BI mencatat posisi ULN pemerintah mencapai USD214,7 miliar pada kuartal I-2026. Meski masih tumbuh, lajunya melambat menjadi 3,8 persen yoy dibandingkan 5,5 persen yoy pada akhir 2025.
Menurut Ramdan, pertumbuhan tersebut didorong oleh masuknya aliran modal asing ke Surat Berharga Negara (SBN) internasional, seiring masih terjaganya kepercayaan investor terhadap prospek ekonomi Indonesia.
Pemerintah disebut tetap mengelola utang secara hati-hati dan terukur untuk mendukung pembiayaan APBN serta berbagai program prioritas nasional.
Sebagian besar utang pemerintah digunakan untuk sektor kesehatan dan kegiatan sosial sebesar 22,1 persen, administrasi pemerintahan dan pertahanan 20,2 persen, pendidikan 16,2 persen, konstruksi 11,5 persen, serta transportasi dan pergudangan 8,5 persen.
BI juga mencatat hampir seluruh ULN pemerintah merupakan utang jangka panjang dengan porsi mencapai 99,99 persen.
Di sisi lain, ULN swasta mengalami penurunan. Posisi utang luar negeri swasta tercatat sebesar USD191,4 miliar, turun dibandingkan triwulan sebelumnya yang mencapai USD194,2 miliar.

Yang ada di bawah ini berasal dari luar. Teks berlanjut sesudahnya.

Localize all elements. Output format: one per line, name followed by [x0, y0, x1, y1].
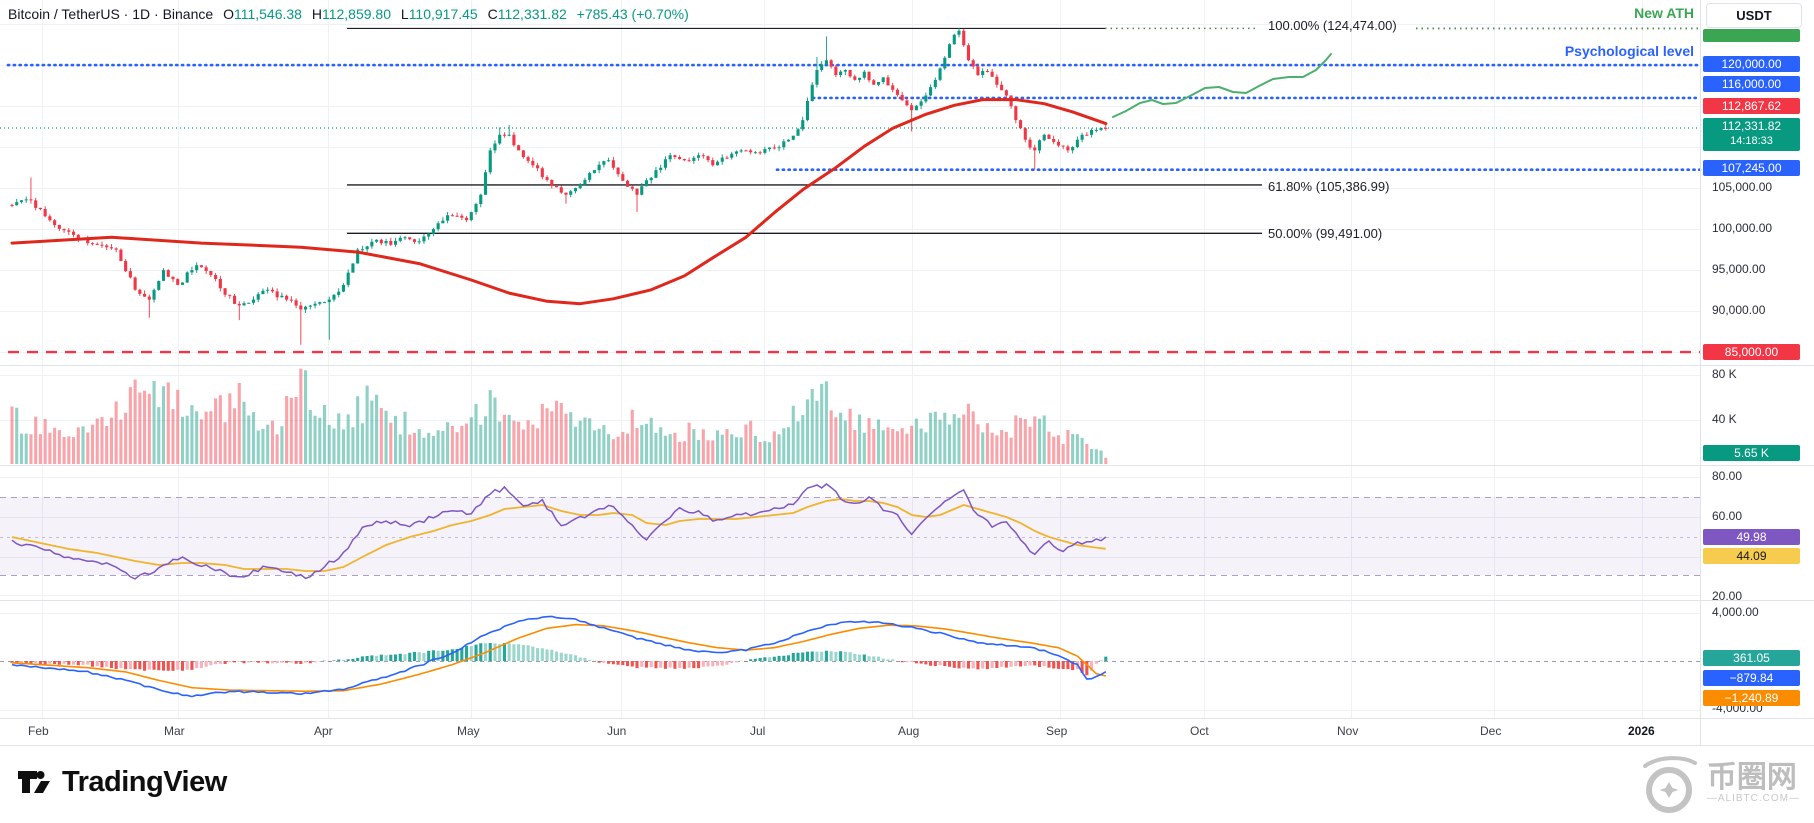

Secara tahunan, ULN swasta mengalami kontraksi 1,8 persen yoy. Penurunan terjadi baik pada perusahaan keuangan maupun non-keuangan.
Sektor terbesar penyumbang ULN swasta berasal dari industri pengolahan, jasa keuangan dan asuransi, pengadaan listrik dan gas, serta pertambangan. Keempat sektor tersebut menyumbang sekitar 80,4 persen dari total ULN swasta.
Meski menurun, struktur ULN swasta masih didominasi utang jangka panjang dengan porsi 76,6 persen.
Bank Indonesia menilai struktur utang luar negeri Indonesia masih dalam kondisi sehat. Hal itu terlihat dari rasio ULN terhadap Produk Domestik Bruto (PDB) yang turun menjadi 29,5 persen pada kuartal I-2026, dari sebelumnya 30 persen pada akhir 2025.
Selain itu, mayoritas utang Indonesia masih didominasi utang jangka panjang dengan porsi mencapai 85,4 persen dari total ULN.
BI menegaskan akan terus memperkuat koordinasi dengan pemerintah untuk menjaga stabilitas utang luar negeri sekaligus memastikan pembiayaan pembangunan tetap berjalan berkelanjutan.